(This blog originally appeared in Public Finance magazine.)
Community budgets that pool funding for services could dramatically improve mental health provision. This ‘whole place’ approach should be backed in the Spending review.
Public Finance recently reported that the Treasury was set to expand the use of ‘whole place’ or community budgets in the forthcoming spending review.
Pooled budgets have for a long time shown great potential to improve outcomes for vulnerable or marginalised people while improving value for public money. Nowhere is this more evident than in the range of services that come into contact with people facing or living with mental ill health.
Many mental health services, for children and adults, are already commissioned jointly by health and local government, bringing health and social care services into single teams. This can help to foster the kind of integration that many other health services are now striving to achieve for people with long-term physical conditions.
But it represents the tip of the iceberg of what might be achieved through a more comprehensive and wide-ranging approach to pooling public service budgets around people, families and communities.
The government’s mental health strategy, No Health Without Mental Health, set out two key aims when it was published in 2011: to improve the mental health of the nation, and to improve the lives of people with mental health problems.
Achieving both of these goals requires concerted action, not just from health and social services but also from schools, housing and employment services, the police and many others. People who face homelessness, who are out of work and who experience violence or abuse, for example, have a high risk of mental ill health. And people with mental health problems are more likely to lose work, get into debt, have poor physical health and have problems with drugs or alcohol.
Unless all of the necessary services come together to meet the whole needs of people with mental health problems, none will achieve their intended outcomes and the overall cost of this missed potential will run to many millions.
Work Programme providers, for example, will struggle to help people with mental health conditions to sustain paid work if they are not working closely with local health services. Likewise, mental health services get better outcomes where more of their service users are in paid work and to achieve this they need to integrate health and employment support.
Yet on the ground health and employment services have found joining up to be difficult. Different funding systems, outcome measures and incentives pull services apart rather than drawing them together, and joining up is achieved only by working ‘against the odds’.

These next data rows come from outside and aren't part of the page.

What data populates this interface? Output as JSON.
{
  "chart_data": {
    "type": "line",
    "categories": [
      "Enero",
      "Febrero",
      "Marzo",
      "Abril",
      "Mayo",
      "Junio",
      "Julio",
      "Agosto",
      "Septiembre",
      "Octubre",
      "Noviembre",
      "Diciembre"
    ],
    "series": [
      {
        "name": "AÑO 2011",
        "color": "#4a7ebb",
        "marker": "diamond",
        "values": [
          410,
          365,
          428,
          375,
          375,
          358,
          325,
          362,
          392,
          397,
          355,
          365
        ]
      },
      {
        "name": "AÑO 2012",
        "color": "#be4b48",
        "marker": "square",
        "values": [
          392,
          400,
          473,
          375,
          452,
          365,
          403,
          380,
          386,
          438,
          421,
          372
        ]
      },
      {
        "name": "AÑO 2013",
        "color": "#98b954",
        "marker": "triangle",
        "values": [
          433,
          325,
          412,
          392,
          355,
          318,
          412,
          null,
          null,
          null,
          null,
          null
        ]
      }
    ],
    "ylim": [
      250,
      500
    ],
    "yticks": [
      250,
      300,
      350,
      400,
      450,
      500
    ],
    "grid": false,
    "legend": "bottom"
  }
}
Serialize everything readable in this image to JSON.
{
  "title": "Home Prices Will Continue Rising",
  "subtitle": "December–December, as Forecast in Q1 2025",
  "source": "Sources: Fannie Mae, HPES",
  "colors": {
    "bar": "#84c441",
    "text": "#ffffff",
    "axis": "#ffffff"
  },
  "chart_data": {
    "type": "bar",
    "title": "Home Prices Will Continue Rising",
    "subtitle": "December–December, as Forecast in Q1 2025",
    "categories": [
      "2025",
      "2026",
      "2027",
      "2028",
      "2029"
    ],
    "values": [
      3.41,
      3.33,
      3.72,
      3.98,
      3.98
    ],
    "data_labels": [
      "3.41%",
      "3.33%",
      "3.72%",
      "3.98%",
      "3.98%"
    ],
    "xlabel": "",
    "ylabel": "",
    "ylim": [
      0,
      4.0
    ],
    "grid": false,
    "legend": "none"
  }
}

Many of the most promising interventions to improve mental health and reduce health inequalities take time to produce tangible financial benefits. Children with early starting behavioural problems have a nineteenfold greater risk of being imprisoned as well as higher rates of teenage pregnancy, suicide and unemployment. There is a range of highly effective parenting interventions yet only a small proportion of families who need them are offered help.
The benefits of these schemes far exceed their costs and represent excellent value for money. But these benefits take time to be realised in full and they don’t predominantly accrue to the budgets of the services that pay for them.
The costs of mental ill health – to individuals, families, the economy and public services alike – are so great that the benefits of pooling budgets to invest in effective, early interventions will be substantial.
For local authorities, community budgeting offers one way of bringing a range of services together to reduce some of the biggest health inequalities in our society.